If hydrocephalus progresses, difficulty sucking and feeding, and a high-pitched shrill cry results. (lower brain stem dysfunction)

28. Infancy
Emesis, somnolence, seizures, and cardiopulmonary distress ensues and hydrocephalus progresses.
Severely affected infants may not survive neonatal period.

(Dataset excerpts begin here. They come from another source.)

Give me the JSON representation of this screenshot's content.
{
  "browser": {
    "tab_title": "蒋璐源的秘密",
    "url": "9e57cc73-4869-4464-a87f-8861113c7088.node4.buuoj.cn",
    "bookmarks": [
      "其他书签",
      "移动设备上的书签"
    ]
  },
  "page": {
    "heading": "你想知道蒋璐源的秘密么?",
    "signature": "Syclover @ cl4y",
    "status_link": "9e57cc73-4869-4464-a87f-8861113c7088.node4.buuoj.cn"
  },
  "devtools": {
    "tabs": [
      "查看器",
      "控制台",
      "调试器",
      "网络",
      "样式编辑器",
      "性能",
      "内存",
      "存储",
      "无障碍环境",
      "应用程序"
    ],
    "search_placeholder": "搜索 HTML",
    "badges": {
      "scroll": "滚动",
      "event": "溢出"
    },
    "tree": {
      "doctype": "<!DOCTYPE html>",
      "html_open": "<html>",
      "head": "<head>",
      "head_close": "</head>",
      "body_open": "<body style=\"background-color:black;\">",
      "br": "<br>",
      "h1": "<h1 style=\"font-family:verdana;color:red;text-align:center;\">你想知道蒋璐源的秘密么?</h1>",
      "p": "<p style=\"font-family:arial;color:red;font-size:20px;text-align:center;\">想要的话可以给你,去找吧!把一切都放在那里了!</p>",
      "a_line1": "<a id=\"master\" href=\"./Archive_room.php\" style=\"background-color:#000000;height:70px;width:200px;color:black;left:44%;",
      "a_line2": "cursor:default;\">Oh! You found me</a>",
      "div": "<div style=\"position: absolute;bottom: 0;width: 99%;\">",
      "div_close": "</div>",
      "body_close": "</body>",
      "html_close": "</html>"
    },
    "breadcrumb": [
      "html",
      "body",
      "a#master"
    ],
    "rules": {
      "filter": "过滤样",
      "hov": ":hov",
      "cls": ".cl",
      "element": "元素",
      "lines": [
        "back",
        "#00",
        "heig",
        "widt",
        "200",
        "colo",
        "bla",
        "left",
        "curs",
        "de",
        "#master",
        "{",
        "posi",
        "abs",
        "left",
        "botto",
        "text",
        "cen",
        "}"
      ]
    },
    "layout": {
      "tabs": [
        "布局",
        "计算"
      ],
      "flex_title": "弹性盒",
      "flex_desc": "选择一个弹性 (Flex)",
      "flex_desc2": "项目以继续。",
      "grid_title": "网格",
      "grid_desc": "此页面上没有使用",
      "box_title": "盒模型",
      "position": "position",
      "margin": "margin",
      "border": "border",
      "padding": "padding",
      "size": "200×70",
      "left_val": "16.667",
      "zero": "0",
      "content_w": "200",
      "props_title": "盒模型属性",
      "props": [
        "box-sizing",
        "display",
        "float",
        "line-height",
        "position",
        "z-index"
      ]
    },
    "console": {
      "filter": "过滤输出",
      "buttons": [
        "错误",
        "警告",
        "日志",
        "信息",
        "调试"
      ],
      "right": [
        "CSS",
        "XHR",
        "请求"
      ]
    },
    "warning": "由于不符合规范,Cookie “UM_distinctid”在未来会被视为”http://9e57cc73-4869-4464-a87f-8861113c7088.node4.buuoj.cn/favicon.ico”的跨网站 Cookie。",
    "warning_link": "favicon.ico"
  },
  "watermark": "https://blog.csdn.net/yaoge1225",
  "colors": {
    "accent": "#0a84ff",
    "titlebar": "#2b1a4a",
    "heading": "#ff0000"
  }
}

29. Childhood Signs and symptoms caused by increased ICP.
Manifestations caused by posterior neoplasms and aqueduct stenosis, manifestations associated with space-occupying lesions.

30. Childhood
Headache on awakening with improvement following emesis or sitting up.
Papilledema (swelling of optic disc DT obstruction), strabismus, and extrapyramidal tract signs such as ataxia
Irritability, lethargy, apathy, confusion, and often incoherent

32. Childhood Dandy-Walker syndrome- congenital defect-late onset.
Obstruction of foramen of Lushka and Magendie
Bulging occiput, nystagmus, ataxia, cranial nerve palsies
Female predominance (3:1)
Absence or occlusion of ventricles

33. Diagnostic Evaluation
Antenatal- fetal ultrasound as early as 14 weeks
Infancy- based on head circumference crosses one or more grid lines on the infant growth chart within a 4 week period and there are progressive neuro signs.
CT and MRI to localize site of obstruction; reveal large ventricles

34. Therapeutic management
Goals:
Relieve hydrocephaly
Treat complications
Manage problem resulting from effects of disorder on psychomotor development
USUALLY SURGICAL!

35. Surgical Treatment Therapy of choice!
Direct removal of source of obstruction (neoplasm, cyst, or hematoma)
Most require shunt procedure to drain CSF from ventricles to extracranial area; usually peritoneum(VP shunt), or right atrium (VA shunt) for absorption.

36. Treatment of hydrocephalus
The two most commonly used shunt systems are the ventriculoatrial (VA) and ventriculoperitoneal (VP) shunts. The VP shunt is most commonly used as it is simpler to place, extra tubing may be placed in the peritoneum and the consequences of infection are less.